De acordo com a Constituição Federal de 1988, os deputados estaduais têm a responsabilidade de legislar sobre questões que não são de competência exclusiva da União ou dos Municípios. Suas principais funções são legislativas e fiscalizadoras. A função legislativa abrange a proposição e aprovação de leis que têm validade no território do estado, incluindo a criação de tributos estaduais, a definição do orçamento e a organização administrativa.
Além de legislar, os deputados estaduais exercem um importante controle externo sobre o Poder Executivo. Eles têm o dever de fiscalizar as ações do governador e possuem ferramentas legais para investigar irregularidades. Entre os principais instrumentos de fiscalização estão as Comissões Parlamentares de Inquérito (CPIs), pedidos de informação, o julgamento de contas e o poder de convocar autoridades estaduais para depor na Assembleia Legislativa.

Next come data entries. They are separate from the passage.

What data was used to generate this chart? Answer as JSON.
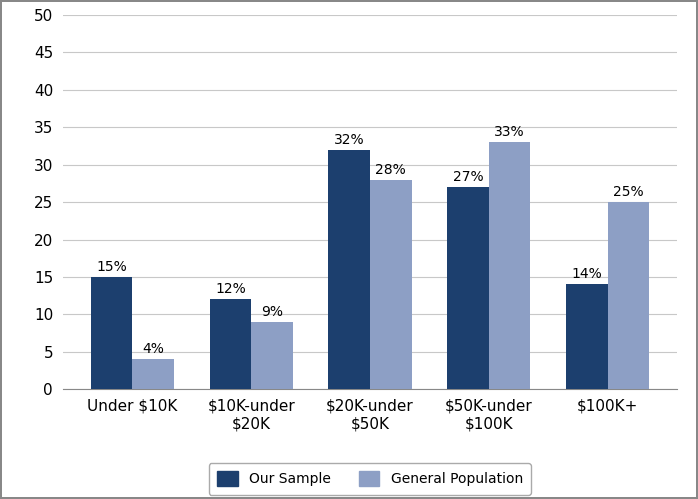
{
  "categories": [
    "Under $10K",
    "$10K-under\n$20K",
    "$20K-under\n$50K",
    "$50K-under\n$100K",
    "$100K+"
  ],
  "our_sample": [
    15,
    12,
    32,
    27,
    14
  ],
  "general_pop": [
    4,
    9,
    28,
    33,
    25
  ],
  "our_sample_color": "#1c3f6e",
  "general_pop_color": "#8d9fc5",
  "our_sample_label": "Our Sample",
  "general_pop_label": "General Population",
  "ylim": [
    0,
    50
  ],
  "yticks": [
    0,
    5,
    10,
    15,
    20,
    25,
    30,
    35,
    40,
    45,
    50
  ],
  "bar_width": 0.35,
  "background_color": "#ffffff",
  "plot_bg_color": "#ffffff",
  "grid_color": "#c8c8c8",
  "border_color": "#aaaaaa",
  "tick_fontsize": 11,
  "legend_fontsize": 10,
  "annotation_fontsize": 10
}
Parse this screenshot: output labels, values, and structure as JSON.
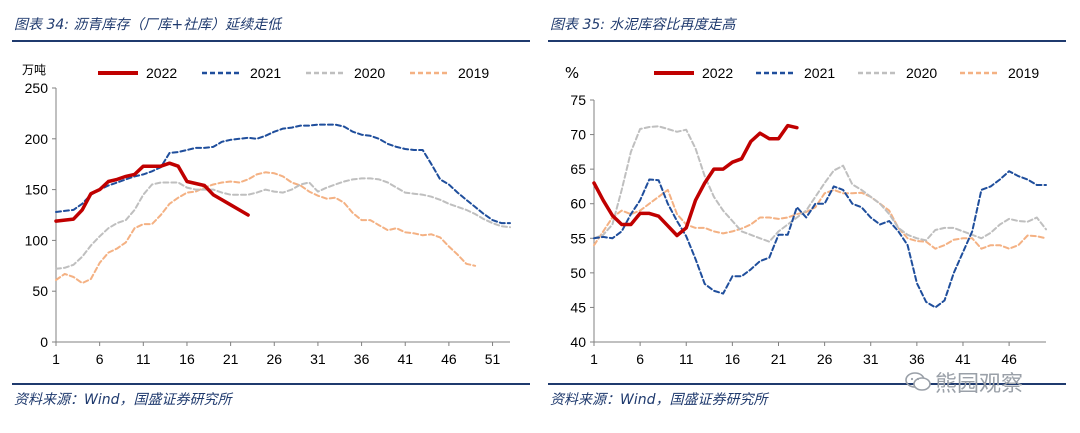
{
  "left": {
    "title": "图表 34:  沥青库存（厂库+社库）延续走低",
    "source": "资料来源：Wind，国盛证券研究所",
    "chart_data": {
      "type": "line",
      "unit_label": "万吨",
      "ylim": [
        0,
        250
      ],
      "yticks": [
        0,
        50,
        100,
        150,
        200,
        250
      ],
      "xlim": [
        1,
        53
      ],
      "xticks": [
        1,
        6,
        11,
        16,
        21,
        26,
        31,
        36,
        41,
        46,
        51
      ],
      "series": [
        {
          "name": "2022",
          "color": "#c00000",
          "dash": "solid",
          "width": 3.5,
          "x": [
            1,
            2,
            3,
            4,
            5,
            6,
            7,
            8,
            9,
            10,
            11,
            12,
            13,
            14,
            15,
            16,
            17,
            18,
            19,
            20,
            21,
            22,
            23
          ],
          "values": [
            119,
            120,
            121,
            130,
            146,
            150,
            158,
            160,
            163,
            165,
            173,
            173,
            173,
            176,
            173,
            158,
            156,
            154,
            145,
            140,
            135,
            130,
            125
          ]
        },
        {
          "name": "2021",
          "color": "#1f4e9c",
          "dash": "dashed",
          "width": 2,
          "x": [
            1,
            2,
            3,
            4,
            5,
            6,
            7,
            8,
            9,
            10,
            11,
            12,
            13,
            14,
            15,
            16,
            17,
            18,
            19,
            20,
            21,
            22,
            23,
            24,
            25,
            26,
            27,
            28,
            29,
            30,
            31,
            32,
            33,
            34,
            35,
            36,
            37,
            38,
            39,
            40,
            41,
            42,
            43,
            44,
            45,
            46,
            47,
            48,
            49,
            50,
            51,
            52,
            53
          ],
          "values": [
            128,
            129,
            130,
            136,
            145,
            150,
            154,
            157,
            160,
            163,
            165,
            168,
            172,
            186,
            187,
            189,
            191,
            191,
            192,
            197,
            199,
            200,
            201,
            200,
            203,
            207,
            210,
            211,
            213,
            213,
            214,
            214,
            214,
            212,
            207,
            204,
            203,
            200,
            195,
            192,
            190,
            189,
            189,
            175,
            160,
            155,
            147,
            140,
            133,
            126,
            120,
            117,
            117
          ]
        },
        {
          "name": "2020",
          "color": "#bfbfbf",
          "dash": "dashed",
          "width": 2,
          "x": [
            1,
            2,
            3,
            4,
            5,
            6,
            7,
            8,
            9,
            10,
            11,
            12,
            13,
            14,
            15,
            16,
            17,
            18,
            19,
            20,
            21,
            22,
            23,
            24,
            25,
            26,
            27,
            28,
            29,
            30,
            31,
            32,
            33,
            34,
            35,
            36,
            37,
            38,
            39,
            40,
            41,
            42,
            43,
            44,
            45,
            46,
            47,
            48,
            49,
            50,
            51,
            52,
            53
          ],
          "values": [
            72,
            73,
            76,
            84,
            95,
            104,
            112,
            117,
            120,
            130,
            145,
            155,
            157,
            157,
            157,
            152,
            150,
            150,
            150,
            147,
            145,
            145,
            145,
            147,
            150,
            148,
            147,
            150,
            155,
            157,
            148,
            152,
            155,
            158,
            160,
            161,
            161,
            160,
            157,
            152,
            147,
            146,
            145,
            143,
            140,
            136,
            133,
            130,
            126,
            121,
            117,
            114,
            113
          ]
        },
        {
          "name": "2019",
          "color": "#f4b183",
          "dash": "dashed",
          "width": 2,
          "x": [
            1,
            2,
            3,
            4,
            5,
            6,
            7,
            8,
            9,
            10,
            11,
            12,
            13,
            14,
            15,
            16,
            17,
            18,
            19,
            20,
            21,
            22,
            23,
            24,
            25,
            26,
            27,
            28,
            29,
            30,
            31,
            32,
            33,
            34,
            35,
            36,
            37,
            38,
            39,
            40,
            41,
            42,
            43,
            44,
            45,
            46,
            47,
            48,
            49
          ],
          "values": [
            61,
            67,
            64,
            58,
            62,
            78,
            88,
            92,
            98,
            112,
            116,
            116,
            125,
            136,
            142,
            147,
            148,
            152,
            155,
            157,
            158,
            157,
            160,
            165,
            167,
            166,
            163,
            157,
            154,
            148,
            144,
            141,
            142,
            137,
            127,
            120,
            120,
            115,
            110,
            112,
            108,
            107,
            105,
            106,
            103,
            94,
            86,
            77,
            75
          ]
        }
      ]
    }
  },
  "right": {
    "title": "图表 35:  水泥库容比再度走高",
    "source": "资料来源：Wind，国盛证券研究所",
    "chart_data": {
      "type": "line",
      "unit_label": "%",
      "ylim": [
        40,
        75
      ],
      "yticks": [
        40,
        45,
        50,
        55,
        60,
        65,
        70,
        75
      ],
      "xlim": [
        1,
        50
      ],
      "xticks": [
        1,
        6,
        11,
        16,
        21,
        26,
        31,
        36,
        41,
        46
      ],
      "series": [
        {
          "name": "2022",
          "color": "#c00000",
          "dash": "solid",
          "width": 3.5,
          "x": [
            1,
            2,
            3,
            4,
            5,
            6,
            7,
            8,
            9,
            10,
            11,
            12,
            13,
            14,
            15,
            16,
            17,
            18,
            19,
            20,
            21,
            22,
            23
          ],
          "values": [
            63,
            60.5,
            58.3,
            57,
            57,
            58.6,
            58.6,
            58.2,
            56.8,
            55.4,
            56.5,
            60.5,
            63,
            65,
            65,
            66,
            66.5,
            69,
            70.2,
            69.4,
            69.4,
            71.3,
            71
          ]
        },
        {
          "name": "2021",
          "color": "#1f4e9c",
          "dash": "dashed",
          "width": 2,
          "x": [
            1,
            2,
            3,
            4,
            5,
            6,
            7,
            8,
            9,
            10,
            11,
            12,
            13,
            14,
            15,
            16,
            17,
            18,
            19,
            20,
            21,
            22,
            23,
            24,
            25,
            26,
            27,
            28,
            29,
            30,
            31,
            32,
            33,
            34,
            35,
            36,
            37,
            38,
            39,
            40,
            41,
            42,
            43,
            44,
            45,
            46,
            47,
            48,
            49,
            50
          ],
          "values": [
            55,
            55.2,
            55,
            56,
            58.5,
            60.5,
            63.5,
            63.4,
            60,
            57.5,
            55.3,
            52,
            48.4,
            47.4,
            47,
            49.5,
            49.5,
            50.5,
            51.7,
            52.2,
            55.5,
            55.5,
            59.5,
            58,
            60,
            60,
            62.5,
            62,
            60,
            59.5,
            58,
            57,
            57.5,
            56,
            54,
            48.5,
            45.8,
            45,
            46,
            50,
            53,
            56,
            62,
            62.5,
            63.5,
            64.7,
            64,
            63.5,
            62.7,
            62.7
          ]
        },
        {
          "name": "2020",
          "color": "#bfbfbf",
          "dash": "dashed",
          "width": 2,
          "x": [
            1,
            2,
            3,
            4,
            5,
            6,
            7,
            8,
            9,
            10,
            11,
            12,
            13,
            14,
            15,
            16,
            17,
            18,
            19,
            20,
            21,
            22,
            23,
            24,
            25,
            26,
            27,
            28,
            29,
            30,
            31,
            32,
            33,
            34,
            35,
            36,
            37,
            38,
            39,
            40,
            41,
            42,
            43,
            44,
            45,
            46,
            47,
            48,
            49,
            50
          ],
          "values": [
            55,
            55.5,
            57,
            62,
            67.5,
            70.8,
            71.1,
            71.2,
            70.8,
            70.4,
            70.7,
            68,
            64,
            61,
            59,
            57.5,
            56,
            55.5,
            55,
            54.5,
            56,
            57,
            58,
            59,
            61,
            63,
            64.8,
            65.5,
            62.8,
            62,
            61,
            60,
            58.5,
            56.5,
            55.5,
            55,
            54.7,
            56.2,
            56.5,
            56.5,
            56,
            55.5,
            55,
            55.8,
            57,
            57.8,
            57.5,
            57.4,
            58,
            56.3
          ]
        },
        {
          "name": "2019",
          "color": "#f4b183",
          "dash": "dashed",
          "width": 2,
          "x": [
            1,
            2,
            3,
            4,
            5,
            6,
            7,
            8,
            9,
            10,
            11,
            12,
            13,
            14,
            15,
            16,
            17,
            18,
            19,
            20,
            21,
            22,
            23,
            24,
            25,
            26,
            27,
            28,
            29,
            30,
            31,
            32,
            33,
            34,
            35,
            36,
            37,
            38,
            39,
            40,
            41,
            42,
            43,
            44,
            45,
            46,
            47,
            48,
            49,
            50
          ],
          "values": [
            54,
            56,
            58,
            59,
            58.5,
            59,
            60,
            61,
            62,
            58.5,
            57,
            56.5,
            56.5,
            56,
            55.7,
            56,
            56.4,
            57,
            58,
            58,
            57.8,
            58,
            58.5,
            58.8,
            59.5,
            61.5,
            62,
            61.5,
            61.5,
            61.6,
            61,
            60,
            59,
            56.5,
            55,
            54.6,
            54.5,
            53.5,
            54,
            54.8,
            55,
            55,
            53.5,
            54,
            54,
            53.5,
            54,
            55.4,
            55.3,
            55
          ]
        }
      ]
    }
  },
  "watermark": {
    "text": "熊园观察"
  }
}
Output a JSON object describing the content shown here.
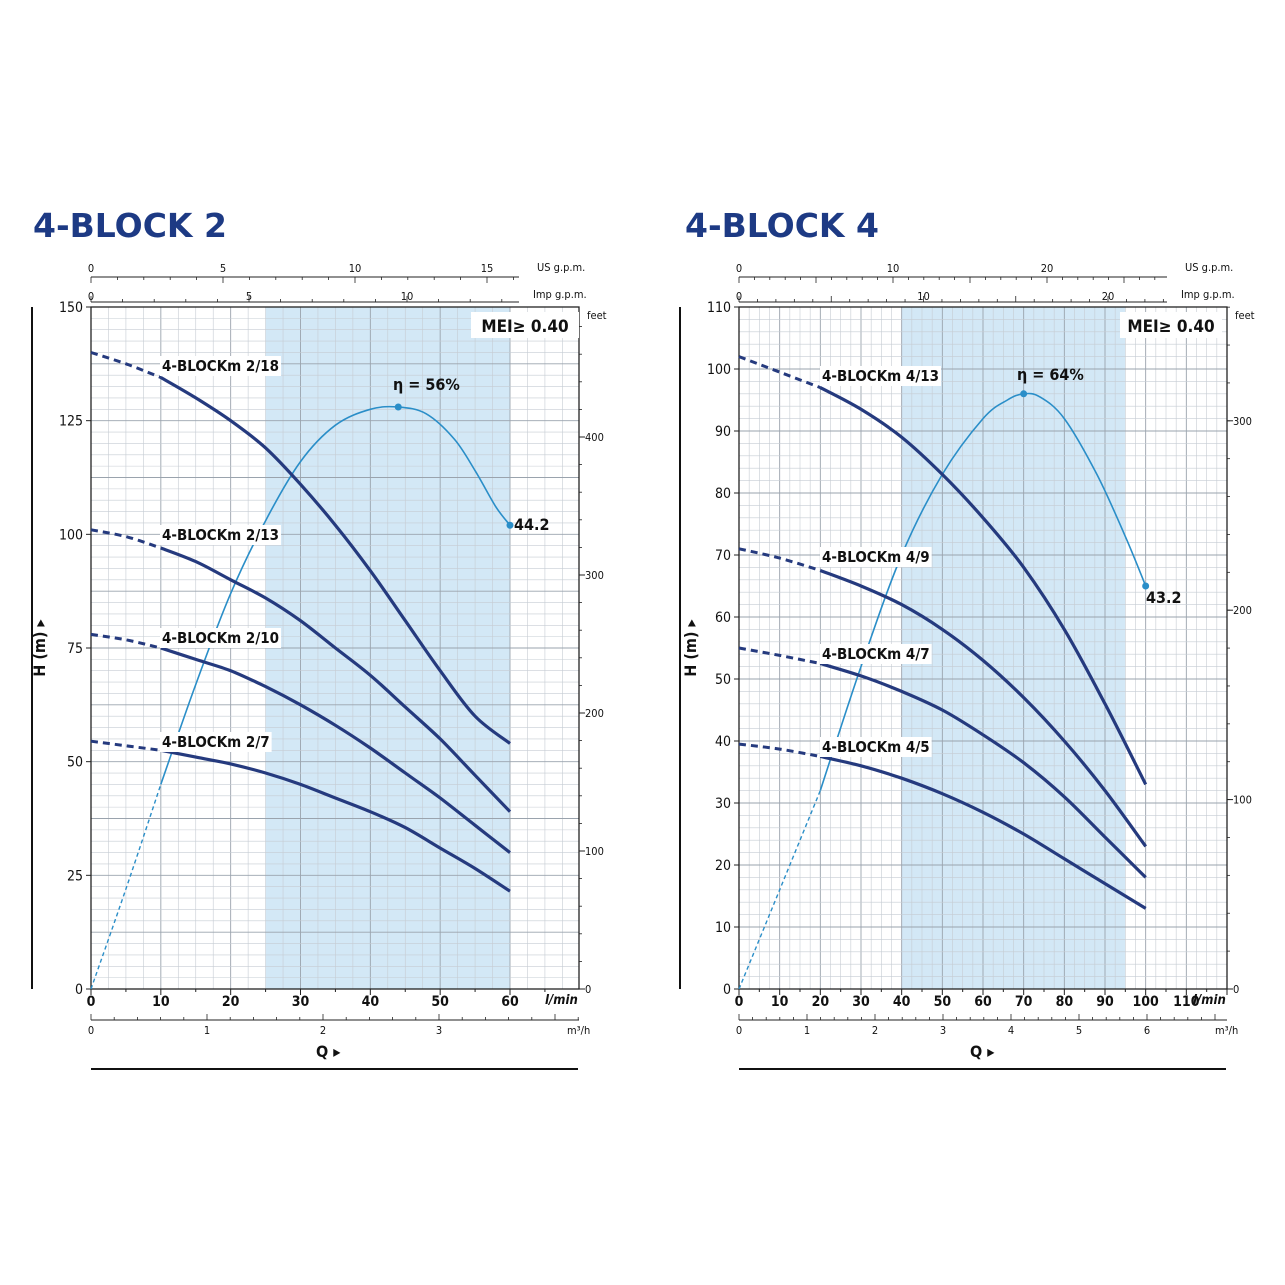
{
  "chart_data": [
    {
      "type": "line",
      "title": "4-BLOCK 2",
      "ylabel": "H (m)",
      "xlabel": "Q",
      "x_unit": "l/min",
      "xlim": [
        0,
        70
      ],
      "ylim": [
        0,
        150
      ],
      "x_ticks": [
        0,
        10,
        20,
        30,
        40,
        50,
        60
      ],
      "y_ticks": [
        0,
        25,
        50,
        75,
        100,
        125,
        150
      ],
      "y2_unit": "feet",
      "y2_ticks": [
        0,
        100,
        200,
        300,
        400
      ],
      "m3h_ticks": [
        0,
        1,
        2,
        3
      ],
      "m3h_unit": "m³/h",
      "usgpm_ticks": [
        0,
        5,
        10,
        15
      ],
      "usgpm_unit": "US g.p.m.",
      "impgpm_ticks": [
        0,
        5,
        10
      ],
      "impgpm_unit": "Imp g.p.m.",
      "mei_label": "MEI≥ 0.40",
      "operating_range": [
        25,
        60
      ],
      "series": [
        {
          "name": "4-BLOCKm 2/18",
          "dashed_x": [
            0,
            5,
            10
          ],
          "dashed_y": [
            140,
            137.5,
            134.5
          ],
          "x": [
            10,
            15,
            20,
            25,
            30,
            35,
            40,
            45,
            50,
            55,
            60
          ],
          "y": [
            134.5,
            130,
            125,
            119,
            111,
            102,
            92,
            81,
            70,
            60,
            54
          ]
        },
        {
          "name": "4-BLOCKm 2/13",
          "dashed_x": [
            0,
            5,
            10
          ],
          "dashed_y": [
            101,
            99.5,
            97
          ],
          "x": [
            10,
            15,
            20,
            25,
            30,
            35,
            40,
            45,
            50,
            55,
            60
          ],
          "y": [
            97,
            94,
            90,
            86,
            81,
            75,
            69,
            62,
            55,
            47,
            39
          ]
        },
        {
          "name": "4-BLOCKm 2/10",
          "dashed_x": [
            0,
            5,
            10
          ],
          "dashed_y": [
            78,
            76.8,
            75
          ],
          "x": [
            10,
            15,
            20,
            25,
            30,
            35,
            40,
            45,
            50,
            55,
            60
          ],
          "y": [
            75,
            72.5,
            70,
            66.5,
            62.5,
            58,
            53,
            47.5,
            42,
            36,
            30
          ]
        },
        {
          "name": "4-BLOCKm 2/7",
          "dashed_x": [
            0,
            5,
            10
          ],
          "dashed_y": [
            54.5,
            53.5,
            52.5
          ],
          "x": [
            10,
            15,
            20,
            25,
            30,
            35,
            40,
            45,
            50,
            55,
            60
          ],
          "y": [
            52.5,
            51,
            49.5,
            47.5,
            45,
            42,
            39,
            35.5,
            31,
            26.5,
            21.5
          ]
        }
      ],
      "efficiency": {
        "dashed_x": [
          0,
          5,
          10
        ],
        "dashed_y": [
          0,
          22,
          45
        ],
        "x": [
          10,
          15,
          20,
          25,
          30,
          35,
          40,
          44,
          48,
          52,
          55,
          58,
          60
        ],
        "y": [
          45,
          67,
          87,
          103,
          116,
          124,
          127.5,
          128,
          126.5,
          121,
          114,
          106,
          102
        ],
        "peak": {
          "x": 44,
          "y": 128,
          "label": "η = 56%"
        },
        "end": {
          "x": 60,
          "y": 102,
          "label": "44.2"
        }
      }
    },
    {
      "type": "line",
      "title": "4-BLOCK 4",
      "ylabel": "H (m)",
      "xlabel": "Q",
      "x_unit": "l/min",
      "xlim": [
        0,
        120
      ],
      "ylim": [
        0,
        110
      ],
      "x_ticks": [
        0,
        10,
        20,
        30,
        40,
        50,
        60,
        70,
        80,
        90,
        100,
        110
      ],
      "y_ticks": [
        0,
        10,
        20,
        30,
        40,
        50,
        60,
        70,
        80,
        90,
        100,
        110
      ],
      "y2_unit": "feet",
      "y2_ticks": [
        0,
        100,
        200,
        300
      ],
      "m3h_ticks": [
        0,
        1,
        2,
        3,
        4,
        5,
        6
      ],
      "m3h_unit": "m³/h",
      "usgpm_ticks": [
        0,
        10,
        20
      ],
      "usgpm_unit": "US g.p.m.",
      "impgpm_ticks": [
        0,
        10,
        20
      ],
      "impgpm_unit": "Imp g.p.m.",
      "mei_label": "MEI≥ 0.40",
      "operating_range": [
        40,
        95
      ],
      "series": [
        {
          "name": "4-BLOCKm 4/13",
          "dashed_x": [
            0,
            10,
            20
          ],
          "dashed_y": [
            102,
            99.5,
            97
          ],
          "x": [
            20,
            30,
            40,
            50,
            60,
            70,
            80,
            90,
            100
          ],
          "y": [
            97,
            93.5,
            89,
            83,
            76,
            68,
            58,
            46,
            33
          ]
        },
        {
          "name": "4-BLOCKm 4/9",
          "dashed_x": [
            0,
            10,
            20
          ],
          "dashed_y": [
            71,
            69.5,
            67.5
          ],
          "x": [
            20,
            30,
            40,
            50,
            60,
            70,
            80,
            90,
            100
          ],
          "y": [
            67.5,
            65,
            62,
            58,
            53,
            47,
            40,
            32,
            23
          ]
        },
        {
          "name": "4-BLOCKm 4/7",
          "dashed_x": [
            0,
            10,
            20
          ],
          "dashed_y": [
            55,
            53.8,
            52.5
          ],
          "x": [
            20,
            30,
            40,
            50,
            60,
            70,
            80,
            90,
            100
          ],
          "y": [
            52.5,
            50.5,
            48,
            45,
            41,
            36.5,
            31,
            24.5,
            18
          ]
        },
        {
          "name": "4-BLOCKm 4/5",
          "dashed_x": [
            0,
            10,
            20
          ],
          "dashed_y": [
            39.5,
            38.7,
            37.5
          ],
          "x": [
            20,
            30,
            40,
            50,
            60,
            70,
            80,
            90,
            100
          ],
          "y": [
            37.5,
            36,
            34,
            31.5,
            28.5,
            25,
            21,
            17,
            13
          ]
        }
      ],
      "efficiency": {
        "dashed_x": [
          0,
          10,
          20
        ],
        "dashed_y": [
          0,
          16,
          32
        ],
        "x": [
          20,
          30,
          40,
          50,
          60,
          66,
          70,
          74,
          80,
          88,
          95,
          100
        ],
        "y": [
          32,
          52,
          70,
          83,
          92,
          95,
          96,
          95.5,
          92,
          83,
          73,
          65
        ],
        "peak": {
          "x": 70,
          "y": 96,
          "label": "η = 64%"
        },
        "end": {
          "x": 100,
          "y": 65,
          "label": "43.2"
        }
      }
    }
  ]
}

Historicamente, a figura do representante legislativo local tem raízes profundas no Brasil, com suas competências variando ao longo dos diferentes regimes de governo. Durante o período imperial, existiam Assembleias Legislativas Provinciais, mas a autonomia dessas instituições era restrita. Com a Proclamação da República e a adoção do federalismo, as províncias transformaram-se em estados, ganhando maior autonomia para elaborar suas constituições e eleger seus governantes.